Felicia tidak langsung berbicara. Bibirnya terbuka, tapi tidak ada kata-kata yang keluar, kerongkongannya bekerja seolah-olah dia mencoba menelan sesuatu. Itu bukan pertanda baik.

Aku berdiri perlahan, kursi mengerang di bawahku saat aku bersandar ke depan, tangan menopang meja.

"Felicia." Suaraku rendah, datar.

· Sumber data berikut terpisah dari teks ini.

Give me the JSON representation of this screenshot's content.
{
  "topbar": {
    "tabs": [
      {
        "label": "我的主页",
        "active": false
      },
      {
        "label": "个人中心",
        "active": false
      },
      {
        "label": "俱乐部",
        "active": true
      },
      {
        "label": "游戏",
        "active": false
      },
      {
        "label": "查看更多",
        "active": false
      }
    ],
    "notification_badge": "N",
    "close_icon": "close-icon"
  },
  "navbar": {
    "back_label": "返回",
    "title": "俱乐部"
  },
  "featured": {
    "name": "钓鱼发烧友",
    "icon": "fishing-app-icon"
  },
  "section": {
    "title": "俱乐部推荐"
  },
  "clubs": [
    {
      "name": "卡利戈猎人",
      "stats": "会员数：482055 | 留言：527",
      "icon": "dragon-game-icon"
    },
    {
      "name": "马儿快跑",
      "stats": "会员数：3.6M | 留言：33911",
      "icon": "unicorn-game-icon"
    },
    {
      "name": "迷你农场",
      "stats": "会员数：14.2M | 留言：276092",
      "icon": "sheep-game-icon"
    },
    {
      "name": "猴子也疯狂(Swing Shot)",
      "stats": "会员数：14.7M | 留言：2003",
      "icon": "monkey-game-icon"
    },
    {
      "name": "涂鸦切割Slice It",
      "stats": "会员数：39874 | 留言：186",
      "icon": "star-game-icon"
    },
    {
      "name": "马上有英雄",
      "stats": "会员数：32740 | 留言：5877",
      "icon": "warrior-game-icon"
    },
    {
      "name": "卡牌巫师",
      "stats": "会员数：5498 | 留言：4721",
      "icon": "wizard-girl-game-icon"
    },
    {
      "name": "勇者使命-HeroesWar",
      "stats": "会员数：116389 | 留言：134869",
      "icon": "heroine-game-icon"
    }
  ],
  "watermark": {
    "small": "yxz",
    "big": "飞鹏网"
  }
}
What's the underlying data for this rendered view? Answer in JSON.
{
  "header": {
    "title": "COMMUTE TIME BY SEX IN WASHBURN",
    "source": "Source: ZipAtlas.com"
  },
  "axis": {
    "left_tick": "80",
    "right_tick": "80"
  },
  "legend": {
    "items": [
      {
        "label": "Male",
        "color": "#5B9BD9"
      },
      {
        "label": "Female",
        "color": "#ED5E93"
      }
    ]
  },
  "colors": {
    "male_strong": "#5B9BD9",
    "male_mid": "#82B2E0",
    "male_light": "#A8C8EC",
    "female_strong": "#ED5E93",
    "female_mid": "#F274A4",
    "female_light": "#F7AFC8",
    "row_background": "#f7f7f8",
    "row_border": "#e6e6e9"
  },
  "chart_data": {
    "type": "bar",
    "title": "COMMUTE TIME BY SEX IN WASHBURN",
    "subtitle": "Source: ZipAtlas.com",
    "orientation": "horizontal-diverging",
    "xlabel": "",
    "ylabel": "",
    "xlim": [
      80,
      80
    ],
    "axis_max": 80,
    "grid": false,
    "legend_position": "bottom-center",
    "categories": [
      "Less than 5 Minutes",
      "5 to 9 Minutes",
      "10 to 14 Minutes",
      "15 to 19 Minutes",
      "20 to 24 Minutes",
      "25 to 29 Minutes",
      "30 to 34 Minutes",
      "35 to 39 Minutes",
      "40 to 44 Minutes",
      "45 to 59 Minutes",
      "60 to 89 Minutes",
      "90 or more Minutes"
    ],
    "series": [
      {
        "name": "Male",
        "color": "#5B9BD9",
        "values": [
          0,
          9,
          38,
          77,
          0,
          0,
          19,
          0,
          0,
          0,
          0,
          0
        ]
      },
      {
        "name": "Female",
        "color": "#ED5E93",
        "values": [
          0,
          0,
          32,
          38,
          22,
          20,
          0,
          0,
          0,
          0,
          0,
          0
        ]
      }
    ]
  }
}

Sebuah peringatan yang dibungkus dalam bisikan. "Kamu punya waktu lima detik sebelum aku mulai berasumsi yang terburuk." Rahangku mengeras, cakar onyx muncul. "Dan percayalah, yang terburuk."

Lidahnya menjilat bibirnya, tanda gugup yang jarang dia tunjukkan.

"Aku—" Dia berhenti, menggulung jarinya menjadi kepalan. "Mutts sangat tidak tahu berterima kasih. Aku memberitahunya bahwa putrinya sendiri kehilangan akal, lalu dia melakukan ini?" Dia terkekeh tak percaya, tawa—tanpa sukacita dan kosong—menggelegak keluar darinya, hanya menuangkan bensin pada api iritasi yang sudah menyala di dadaku.

"Ah," aku bersuara, kesabaranku menguap. "Jadi itu buruk."